According to various websites, for some function $f:X\to R$ we can define a map
$$ D(x,v):= \lim_{y\to x} \sup_{t\searrow0} \frac{f(y+tv)-f(y)}{t} $$
and the Clarke Subdifferential (Def 1) is
$$ \partial f(x) := \{v \in X^* : D(x,v) \geq v\}. $$
The Clarke Subdifferential generalizes the gradient when $f$ is smooth, and the subgradient when $f$ is convex.
Another definition (Def 2) is
$$ \partial f(x) := \{v\in X^* : (v,-1) \in N_C(\mathbf{epi}~f(x))\} $$ where $N_C$ is the normal cone and $\mathbf{epi}~f = \{(z,g) : f(z) \leq g\}$ is the epigraph of $f$.

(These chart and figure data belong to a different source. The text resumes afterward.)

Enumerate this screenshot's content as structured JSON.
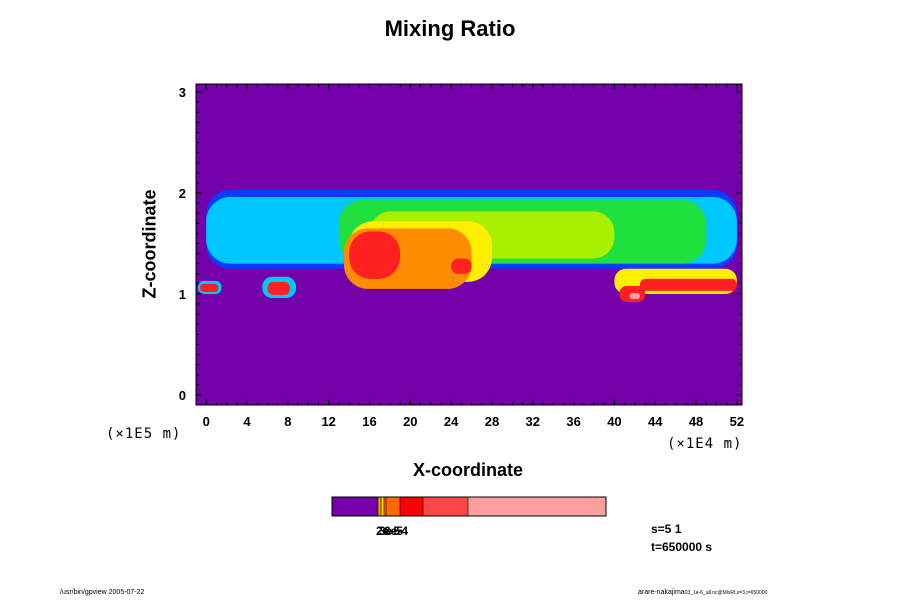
{
  "chart_data": {
    "type": "heatmap",
    "title": "Mixing Ratio",
    "xlabel": "X-coordinate",
    "ylabel": "Z-coordinate",
    "x_units": "(×1E4 m)",
    "y_units": "(×1E5 m)",
    "xlim": [
      -1,
      52.5
    ],
    "ylim": [
      -0.1,
      3.08
    ],
    "xticks": [
      0,
      4,
      8,
      12,
      16,
      20,
      24,
      28,
      32,
      36,
      40,
      44,
      48,
      52
    ],
    "yticks": [
      0,
      1,
      2,
      3
    ],
    "background_color": "#7400aa",
    "colorbar": {
      "colors": [
        "#7400aa",
        "#f2a400",
        "#ffcc00",
        "#ff6a00",
        "#ff0000",
        "#ff4646",
        "#ff9e9e"
      ],
      "tick_labels": [
        "2e-5",
        "3e-5",
        "6e-4"
      ]
    },
    "regions": [
      {
        "level": "deep-blue",
        "color": "#0a3cff",
        "x0": 0,
        "x1": 52,
        "y0": 1.25,
        "y1": 2.03
      },
      {
        "level": "cyan",
        "color": "#00c8ff",
        "x0": 0,
        "x1": 52,
        "y0": 1.3,
        "y1": 1.96
      },
      {
        "level": "green",
        "color": "#20e040",
        "x0": 13,
        "x1": 49,
        "y0": 1.3,
        "y1": 1.93
      },
      {
        "level": "yellow-green",
        "color": "#a8f000",
        "x0": 16,
        "x1": 40,
        "y0": 1.35,
        "y1": 1.82
      },
      {
        "level": "yellow",
        "color": "#ffee00",
        "x0": 14,
        "x1": 28,
        "y0": 1.12,
        "y1": 1.72
      },
      {
        "level": "orange",
        "color": "#ff8c00",
        "x0": 13.5,
        "x1": 26,
        "y0": 1.05,
        "y1": 1.65
      },
      {
        "level": "red",
        "color": "#ff2020",
        "x0": 14,
        "x1": 19,
        "y0": 1.15,
        "y1": 1.62
      },
      {
        "level": "red",
        "color": "#ff2020",
        "x0": 24,
        "x1": 26,
        "y0": 1.2,
        "y1": 1.35
      },
      {
        "level": "cyan",
        "color": "#00c8ff",
        "x0": -0.8,
        "x1": 1.5,
        "y0": 1.0,
        "y1": 1.13
      },
      {
        "level": "red",
        "color": "#ff2020",
        "x0": -0.6,
        "x1": 1.2,
        "y0": 1.02,
        "y1": 1.1
      },
      {
        "level": "cyan",
        "color": "#00c8ff",
        "x0": 5.5,
        "x1": 8.8,
        "y0": 0.96,
        "y1": 1.17
      },
      {
        "level": "red",
        "color": "#ff2020",
        "x0": 6.0,
        "x1": 8.2,
        "y0": 0.99,
        "y1": 1.12
      },
      {
        "level": "yellow",
        "color": "#ffee00",
        "x0": 40,
        "x1": 52,
        "y0": 1.0,
        "y1": 1.25
      },
      {
        "level": "red",
        "color": "#ff2020",
        "x0": 42.5,
        "x1": 52,
        "y0": 1.03,
        "y1": 1.15
      },
      {
        "level": "red",
        "color": "#ff2020",
        "x0": 40.5,
        "x1": 43,
        "y0": 0.92,
        "y1": 1.08
      },
      {
        "level": "pink",
        "color": "#ff9e9e",
        "x0": 41.5,
        "x1": 42.5,
        "y0": 0.95,
        "y1": 1.01
      }
    ]
  },
  "info": {
    "s": "s=5 1",
    "t": "t=650000 s"
  },
  "footer": {
    "left": "/usr/bin/gpview 2005-07-22",
    "right_main": "arare-nakajima",
    "right_sub": "03_1e-6_all.nc@MixRt,x=3,t=650000"
  }
}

There is another theorem that says that whenever $f$ is Lipschitz continuous, then $\partial f$ is nonempty and convex. In particular, there is an example I have found for $f(x) = -|x|$ (absolute value) where the claim is that
$$ \partial f(0) = \partial (-f)(0) = [-1,1]. $$
(See, for example, Techniques of Variational Analysis by Jonathan Borwein, Qiji Zhu page 191; this page is available freely on Google Books.)
I am trying to understand this from the definition, but it is escaping me.
Let's first look at Def 1. Taking $f(x) = -|x|$ and $y > \epsilon > 0$ and $t <\epsilon$ ($v$ normalize) we get $D(0,v) := -v$. Taking $y < -\epsilon < 0$ we get $D(0,v) := v$. Therefore, by Def 1, we have
$$ \partial f(x) := \{v : v \leq v \text{ and } v \leq -v\} = \{0\}. $$
The second definition is even more strange. For this choice of $f$, the normal cone to the epigraph at $x = 0$ is empty! Therefore, how can the subdifferential not be empty?
Can someone help me with my understanding here?